Gawande goes on to reflect of the implications of this:
“We usually think a doctors ability is based on science and skill, the lesson from Minneapolis’s is that these may be the easiest part of care. Even doctors with great knowledge and technical skill can have mediocre results, more nebulous factors like aggressiveness, ingenuity and diligence can matter enormously.”
Thinking to Berwick, Gawande claims that only if we know the results from all centers can we identify the positive deviants and learn from them. If we are genuinely curious about how the best acheive their results, we must be open. Berwick’s dream of an “escape fire of openness” finally came to fruition in 2006, with complete public access to performance of CF centers in the USA being available to everyone. As a result, all centers appeared to make significant progress.

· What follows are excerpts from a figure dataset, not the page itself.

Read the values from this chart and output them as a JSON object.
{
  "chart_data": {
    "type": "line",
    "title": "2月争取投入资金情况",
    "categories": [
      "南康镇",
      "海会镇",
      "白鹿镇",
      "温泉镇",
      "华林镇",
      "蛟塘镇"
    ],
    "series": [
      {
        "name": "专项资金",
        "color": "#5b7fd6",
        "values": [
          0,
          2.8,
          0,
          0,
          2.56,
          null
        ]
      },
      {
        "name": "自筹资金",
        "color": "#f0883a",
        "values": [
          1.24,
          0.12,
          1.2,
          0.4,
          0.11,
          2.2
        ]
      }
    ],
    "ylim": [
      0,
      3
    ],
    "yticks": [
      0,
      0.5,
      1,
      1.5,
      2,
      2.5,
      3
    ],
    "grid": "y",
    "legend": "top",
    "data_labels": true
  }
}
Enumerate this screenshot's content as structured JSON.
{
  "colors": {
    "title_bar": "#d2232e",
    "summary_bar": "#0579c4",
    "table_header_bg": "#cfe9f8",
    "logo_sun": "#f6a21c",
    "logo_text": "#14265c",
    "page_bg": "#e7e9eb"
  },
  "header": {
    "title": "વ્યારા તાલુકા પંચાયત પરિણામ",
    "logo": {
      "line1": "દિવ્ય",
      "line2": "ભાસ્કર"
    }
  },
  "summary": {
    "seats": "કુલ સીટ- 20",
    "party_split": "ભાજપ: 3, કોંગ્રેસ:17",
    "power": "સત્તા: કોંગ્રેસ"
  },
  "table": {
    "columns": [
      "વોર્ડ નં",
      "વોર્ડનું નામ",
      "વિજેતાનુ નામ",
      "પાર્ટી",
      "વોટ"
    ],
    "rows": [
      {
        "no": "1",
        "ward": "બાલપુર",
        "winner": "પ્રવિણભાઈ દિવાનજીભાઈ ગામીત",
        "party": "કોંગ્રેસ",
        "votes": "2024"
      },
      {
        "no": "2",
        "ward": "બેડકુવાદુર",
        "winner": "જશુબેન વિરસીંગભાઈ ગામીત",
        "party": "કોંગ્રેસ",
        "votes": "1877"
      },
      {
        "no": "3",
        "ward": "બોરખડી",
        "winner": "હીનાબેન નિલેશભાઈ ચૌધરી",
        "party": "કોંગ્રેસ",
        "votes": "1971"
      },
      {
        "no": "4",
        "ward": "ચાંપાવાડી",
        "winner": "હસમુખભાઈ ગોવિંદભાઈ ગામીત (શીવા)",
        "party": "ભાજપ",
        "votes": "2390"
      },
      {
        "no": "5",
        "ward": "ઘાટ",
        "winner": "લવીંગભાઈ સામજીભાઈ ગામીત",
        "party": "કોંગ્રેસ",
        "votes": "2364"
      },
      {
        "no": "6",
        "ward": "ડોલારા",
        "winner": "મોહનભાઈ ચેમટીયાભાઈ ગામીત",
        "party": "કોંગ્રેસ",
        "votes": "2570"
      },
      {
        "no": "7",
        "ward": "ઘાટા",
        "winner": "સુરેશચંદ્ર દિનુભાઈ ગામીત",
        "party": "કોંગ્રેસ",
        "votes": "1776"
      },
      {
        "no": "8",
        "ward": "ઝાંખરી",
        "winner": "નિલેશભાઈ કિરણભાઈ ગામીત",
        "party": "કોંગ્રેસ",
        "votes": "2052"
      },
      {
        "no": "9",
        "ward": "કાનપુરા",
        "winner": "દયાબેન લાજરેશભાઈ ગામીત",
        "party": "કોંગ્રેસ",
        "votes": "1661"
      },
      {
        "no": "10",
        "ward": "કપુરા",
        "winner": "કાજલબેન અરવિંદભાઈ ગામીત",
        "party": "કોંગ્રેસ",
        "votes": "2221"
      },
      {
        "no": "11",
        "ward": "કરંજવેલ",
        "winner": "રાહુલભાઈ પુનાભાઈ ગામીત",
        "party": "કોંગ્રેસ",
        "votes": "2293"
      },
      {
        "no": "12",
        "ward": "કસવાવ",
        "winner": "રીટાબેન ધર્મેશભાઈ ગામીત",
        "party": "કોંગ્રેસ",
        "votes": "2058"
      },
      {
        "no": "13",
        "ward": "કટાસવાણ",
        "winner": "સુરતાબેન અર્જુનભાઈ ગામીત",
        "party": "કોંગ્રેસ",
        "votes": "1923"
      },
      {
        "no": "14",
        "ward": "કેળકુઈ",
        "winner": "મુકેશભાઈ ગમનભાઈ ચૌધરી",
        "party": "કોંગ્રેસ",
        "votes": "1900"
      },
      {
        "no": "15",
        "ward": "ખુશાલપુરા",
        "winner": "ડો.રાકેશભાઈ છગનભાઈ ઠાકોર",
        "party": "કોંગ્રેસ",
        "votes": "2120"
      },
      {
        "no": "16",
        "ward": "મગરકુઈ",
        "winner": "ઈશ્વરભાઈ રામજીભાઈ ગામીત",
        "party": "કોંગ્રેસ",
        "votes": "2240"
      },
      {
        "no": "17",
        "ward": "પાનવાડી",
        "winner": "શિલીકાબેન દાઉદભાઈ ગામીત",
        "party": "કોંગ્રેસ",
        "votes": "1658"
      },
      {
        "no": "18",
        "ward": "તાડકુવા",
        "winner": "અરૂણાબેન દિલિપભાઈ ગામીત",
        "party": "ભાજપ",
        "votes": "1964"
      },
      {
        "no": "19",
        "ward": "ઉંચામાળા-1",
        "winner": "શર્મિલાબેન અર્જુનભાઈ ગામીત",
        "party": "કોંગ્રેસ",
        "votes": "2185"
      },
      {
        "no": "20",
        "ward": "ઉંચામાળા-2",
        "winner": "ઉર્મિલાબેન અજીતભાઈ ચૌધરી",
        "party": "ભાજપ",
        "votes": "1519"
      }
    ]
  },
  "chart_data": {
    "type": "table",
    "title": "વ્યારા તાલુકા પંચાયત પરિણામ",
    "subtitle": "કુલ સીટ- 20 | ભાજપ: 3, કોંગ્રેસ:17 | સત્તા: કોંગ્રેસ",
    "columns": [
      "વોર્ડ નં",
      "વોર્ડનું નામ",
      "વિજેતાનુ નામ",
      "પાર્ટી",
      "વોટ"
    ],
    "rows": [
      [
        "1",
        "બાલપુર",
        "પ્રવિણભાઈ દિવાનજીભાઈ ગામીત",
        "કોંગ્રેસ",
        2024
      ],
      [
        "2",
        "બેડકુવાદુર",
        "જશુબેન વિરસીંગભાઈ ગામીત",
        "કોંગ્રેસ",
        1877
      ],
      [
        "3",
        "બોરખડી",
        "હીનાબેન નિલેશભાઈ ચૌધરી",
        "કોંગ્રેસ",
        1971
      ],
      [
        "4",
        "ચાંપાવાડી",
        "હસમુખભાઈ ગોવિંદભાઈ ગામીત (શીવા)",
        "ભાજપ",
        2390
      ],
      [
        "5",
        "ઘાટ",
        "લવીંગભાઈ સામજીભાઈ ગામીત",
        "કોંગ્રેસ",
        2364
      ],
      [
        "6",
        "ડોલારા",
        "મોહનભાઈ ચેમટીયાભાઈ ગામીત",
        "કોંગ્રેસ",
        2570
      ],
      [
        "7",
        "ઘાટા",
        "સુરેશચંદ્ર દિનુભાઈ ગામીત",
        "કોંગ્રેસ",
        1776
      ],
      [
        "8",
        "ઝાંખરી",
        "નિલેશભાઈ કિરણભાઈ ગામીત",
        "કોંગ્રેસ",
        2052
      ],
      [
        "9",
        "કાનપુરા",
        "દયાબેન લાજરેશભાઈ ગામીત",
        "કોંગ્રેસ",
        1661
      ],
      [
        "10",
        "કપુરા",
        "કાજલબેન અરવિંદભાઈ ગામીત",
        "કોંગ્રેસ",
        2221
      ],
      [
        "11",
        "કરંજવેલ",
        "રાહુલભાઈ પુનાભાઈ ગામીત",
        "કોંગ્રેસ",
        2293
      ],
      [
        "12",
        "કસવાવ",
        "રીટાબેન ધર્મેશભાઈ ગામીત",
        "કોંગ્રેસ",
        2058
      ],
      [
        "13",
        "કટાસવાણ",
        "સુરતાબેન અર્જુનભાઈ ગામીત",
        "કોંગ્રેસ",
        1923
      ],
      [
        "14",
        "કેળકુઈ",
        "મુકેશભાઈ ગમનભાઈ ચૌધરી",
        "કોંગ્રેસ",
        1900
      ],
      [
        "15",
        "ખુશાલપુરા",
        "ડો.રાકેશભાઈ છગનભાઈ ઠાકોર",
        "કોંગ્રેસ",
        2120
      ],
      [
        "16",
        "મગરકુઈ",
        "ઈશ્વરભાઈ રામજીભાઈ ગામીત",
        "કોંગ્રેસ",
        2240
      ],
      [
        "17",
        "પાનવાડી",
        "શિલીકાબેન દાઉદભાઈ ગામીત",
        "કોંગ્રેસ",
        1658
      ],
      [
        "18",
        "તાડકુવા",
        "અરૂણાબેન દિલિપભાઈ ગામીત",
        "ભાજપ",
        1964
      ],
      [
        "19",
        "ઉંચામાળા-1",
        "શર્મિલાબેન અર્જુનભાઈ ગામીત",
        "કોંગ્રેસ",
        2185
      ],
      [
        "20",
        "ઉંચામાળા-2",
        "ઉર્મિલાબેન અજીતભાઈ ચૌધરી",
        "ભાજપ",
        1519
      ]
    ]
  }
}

However the centers in the top quartiles still improved the fastest, looking to why Gawande claims “What the best may have above all is the capacity to learn and change, and to do so faster than everyone else.” Gawande then ponders on the implications of the proof of this bell curve:
“The hardest question for anyone who takes responsibility for what they do is what if they turn out to be average? If they took all surgeons at my level of experience and discovered that I was one of the worst how could I justify putting patients under the knife if better doctors were out there? If the bell-curve is a fact, so is the reality that most doctors are going to be average, there is no shame in being one of them.”
As bleak a picture as this seems to present, Gawande ends on a positive and empowering perspective on the matter:
“What is troubling is not being average, but settling for being average. Everyone knows that averageness is our fate, but in your surgeon, your police department, your high school, when the stakes are your lives and the lives of your children, we want no one to settle for average.”